This article is an autobiography about my early life when I lived on a ranch in Sparks, Nevada. My father, Raymond Cassinelli and my mother, Phillis raised me on the ranch their family owned on Glendale Road where Baldini’s Casino is now located. The family included Raymond, Chester, Bob and all their siblings. Also included were my grandfather, Pete and his wife, Edith. On the ranch/farm we raised livestock, hogs, hay, potatoes, onions and other vegetable crops.
The farm had an onion barn, potato barn, cow barn, equipment sheds several pastures. All the water for irrigation came from a network of ditches from the Truckee River. There were several wells for drinking water.
My chores included milking the cows, feeding the livestock, driving the derrick to stack the baled hay and planting the large vegetable garden for the family. Grandfather butchered hogs and made salami and blood sausage every year. Grandmother made cheese and did the cooking. She lived to the age of 102. Grandfather Pete, born in 1898, gave me my haircuts every week and died in his 60’s due to having sprayed his cornfields with DDT every year.
One of the years we hired a crop dusting airplane to spray the fields. The pilot of the plane lifted the plane too late one day and hit a tree behind the house where my mom, dad and I lived. My uncle Bob and I saw the crash and ran over to see if we could help. The pilot was shaken but was uninjured. The aircraft was a total wreck.

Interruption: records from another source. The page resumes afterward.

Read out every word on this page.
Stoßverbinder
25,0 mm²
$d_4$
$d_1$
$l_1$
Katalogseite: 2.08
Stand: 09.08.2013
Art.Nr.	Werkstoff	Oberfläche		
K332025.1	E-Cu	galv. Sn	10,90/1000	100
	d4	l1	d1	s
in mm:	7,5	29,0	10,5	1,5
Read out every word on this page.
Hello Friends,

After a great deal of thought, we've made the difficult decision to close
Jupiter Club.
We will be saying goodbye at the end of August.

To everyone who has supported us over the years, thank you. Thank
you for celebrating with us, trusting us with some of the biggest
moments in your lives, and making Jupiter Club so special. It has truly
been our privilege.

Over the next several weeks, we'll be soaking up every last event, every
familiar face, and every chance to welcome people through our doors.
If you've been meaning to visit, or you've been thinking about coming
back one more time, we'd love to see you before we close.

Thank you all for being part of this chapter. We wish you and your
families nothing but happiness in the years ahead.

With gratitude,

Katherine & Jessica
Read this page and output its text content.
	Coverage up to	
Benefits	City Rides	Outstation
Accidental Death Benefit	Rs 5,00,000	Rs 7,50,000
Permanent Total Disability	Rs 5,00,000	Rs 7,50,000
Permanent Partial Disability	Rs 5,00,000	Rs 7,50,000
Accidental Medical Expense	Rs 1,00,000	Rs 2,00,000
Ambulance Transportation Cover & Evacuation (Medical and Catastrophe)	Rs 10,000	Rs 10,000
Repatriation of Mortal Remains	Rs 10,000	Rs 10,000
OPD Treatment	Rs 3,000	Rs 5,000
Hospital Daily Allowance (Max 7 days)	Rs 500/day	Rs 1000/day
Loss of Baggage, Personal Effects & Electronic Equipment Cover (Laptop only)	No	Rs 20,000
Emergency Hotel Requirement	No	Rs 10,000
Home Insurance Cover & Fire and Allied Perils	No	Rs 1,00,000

We had Indian named Levi from the local reservation who ate his meals with the family each week, alternating between Raymond’s house or at Chester’s house. All of us who wanted one had their own horse on the ranch including me, my brother Ron and my sister, Rae. I still remember all the horses names. In the fall when it was time to pick the potatoes, the students from the Stewart Indian School came out to pick and bag the potatoes. Other farmers along Glendale Road did this as well. The school did not pay the individual students, but considered it part of their education in agriculture. The school was closed in 1980.
We branded, dehorned and castrated the livestock every year. The brand was 3-C for the three Cassinelli brothers. When it came time to weed onions in the summer, I recruited students from Sparks High School to come out to help. My uncle, Chester, stood by the edge of the field at quitting time with a cowboy hat full of real silver dollars. As each of us came by, he gave us 5 silver dollars apiece for 8 hours work. This may not seem like much but if you consider the price of silver today, we were very well paid. I kept my silver dollars in a jar in the kitchen for my lunch money. If I found one that was a Carson City silver dollar, I kept it and went without lunch that week.
In the 1950s, there were 2 major floods on the Truckee River which ran directly behind the ranch. The flood water scoured some of the topsoil from the fields. After these floods occurred, I went down along the river and found hundreds of Indian artifacts, including arrowheads, manos, and metates. We used the large bowl shaped metates to feed the dogs.
I took a cigar box full of arrowheads to school one day for show and tell and when I got it back, it was only half full. In later years, I donated the hundreds of artifacts I had found to the Museum in Gardnerville where they are displayed today. These artifacts are described and illustrated in my book, “Preserving Traces of the Great Basin Indians.”
My grandmother and I often went down along the river to hunt for mushrooms in the sand on an island. We usually came back with half a gunnysack full. Obviously, a previous owner of the ranch planted asparagus along the ditch banks because it always returned for us to pick every spring.
One year, my uncle, Chester, offered to give my future brother-in law, Hank Murphy (I later married his sister, Mary) and me the option of planting a 3-acre field with potatoes and squash and selling the crop in lieu of wages. We took him up on the offer and took tons of the produce to the sparks school cafeteria where the crop was much appreciated. I grew rabbits in our back yard. My mother, Phyllis, skinned the rabbits and took them to Sewell’s grocery store where they eagerly bought them. Fortunately, there was no inspection of food products in those days.
I am in my 80s now, and as I reflect back on the years I spent on the ranch, I believe that my diet of raw milk, fresh fruit, vegetables, hard work and wild game we hunted each year has contributed to my longevity.